BAGHDAD -- The suicide bomber believed to have blown himself up in a US military dining tent near Mosul this week, killing more than 20 people, was probably wearing an Iraqi military uniform, the US military said yesterday.

The top US general in northern Iraq said that the bomber may have gotten through the vetting process conducted by US and Iraqi authorities to check the backgrounds of Iraqis joining the security services.

Lieutenant Colonel Paul Hastings, spokesman for Task Force Olympia in Mosul, said a general officer will be flying in from headquarters in Baghdad to take over the investigation into how the devastating attack on the base near Mosul was carried out. The FBI is also participating in the probe. "He'll initiate an investigation, . . . then we will be in a better position to find out what happened," Hastings said in a telephone interview.
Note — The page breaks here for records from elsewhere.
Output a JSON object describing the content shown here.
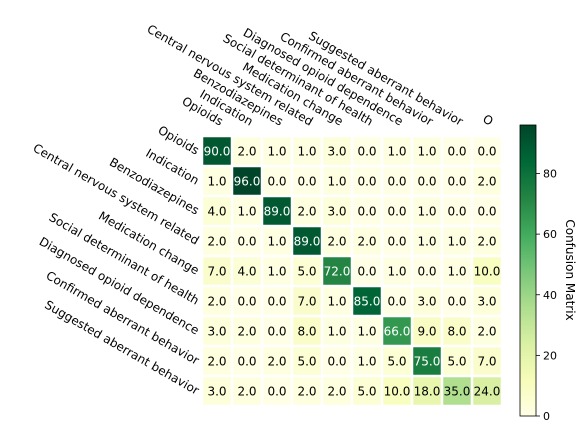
{
  "chart_data": {
    "type": "heatmap",
    "title": "",
    "categories": [
      "Opioids",
      "Indication",
      "Benzodiazepines",
      "Central nervous system related",
      "Medication change",
      "Social determinant of health",
      "Diagnosed opioid dependence",
      "Confirmed aberrant behavior",
      "Suggested aberrant behavior",
      "O"
    ],
    "row_labels": [
      "Opioids",
      "Indication",
      "Benzodiazepines",
      "Central nervous system related",
      "Medication change",
      "Social determinant of health",
      "Diagnosed opioid dependence",
      "Confirmed aberrant behavior",
      "Suggested aberrant behavior"
    ],
    "values": [
      [
        90.0,
        2.0,
        1.0,
        1.0,
        3.0,
        0.0,
        1.0,
        1.0,
        0.0,
        0.0
      ],
      [
        1.0,
        96.0,
        0.0,
        0.0,
        1.0,
        0.0,
        0.0,
        0.0,
        0.0,
        2.0
      ],
      [
        4.0,
        1.0,
        89.0,
        2.0,
        3.0,
        0.0,
        0.0,
        1.0,
        0.0,
        0.0
      ],
      [
        2.0,
        0.0,
        1.0,
        89.0,
        2.0,
        2.0,
        0.0,
        1.0,
        1.0,
        2.0
      ],
      [
        7.0,
        4.0,
        1.0,
        5.0,
        72.0,
        0.0,
        1.0,
        0.0,
        1.0,
        10.0
      ],
      [
        2.0,
        0.0,
        0.0,
        7.0,
        1.0,
        85.0,
        0.0,
        3.0,
        0.0,
        3.0
      ],
      [
        3.0,
        2.0,
        0.0,
        8.0,
        1.0,
        1.0,
        66.0,
        9.0,
        8.0,
        2.0
      ],
      [
        2.0,
        0.0,
        2.0,
        5.0,
        0.0,
        1.0,
        5.0,
        75.0,
        5.0,
        7.0
      ],
      [
        3.0,
        2.0,
        0.0,
        2.0,
        2.0,
        5.0,
        10.0,
        18.0,
        35.0,
        24.0
      ]
    ],
    "colorbar": {
      "label": "Confusion Matrix",
      "range": [
        0,
        96
      ],
      "ticks": [
        0,
        20,
        40,
        60,
        80
      ],
      "colormap": "YlGn"
    },
    "grid": false,
    "legend": "right"
  }
}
The Ansar al-Sunnah Army, the military group that earlier claimed responsibility for the attack, issued a new statement reiterating that it was a suicide bombing.

"God enabled one of your martyr brothers to plunge into God's enemies inside their forts, killing and injuring hundreds," the group said in a statement posted on its website yesterday. "We don't know how they can be so stupid that until now they have not figured out the type of the strike that hit them."

The blast on Tuesday was the deadliest single attack on a US base, hitting the dining tent at lunchtime and killing 14 US service members, four American civilians, three Iraqi National Guard members, and one "unidentified non-US person." Military officials have said it is not yet known whether that final death was the suicide bomber.

"From preliminary indications of the damage, it looks like the guy [the suicide bomber] was wearing an Iraqi military uniform," Hastings said, adding that it seemed like a "vest-type of explosive."

Investigators had still not determined whether the attacker was working on the base or whether he had managed to infiltrate it, Hastings said.

Reports earlier yesterday indicated that security had been boosted in at least several US bases and other facilities following the suicide bombing. Hastings said that armed guards were posted at the entrances and exits from dining halls and other communal areas at his base in northern Mosul.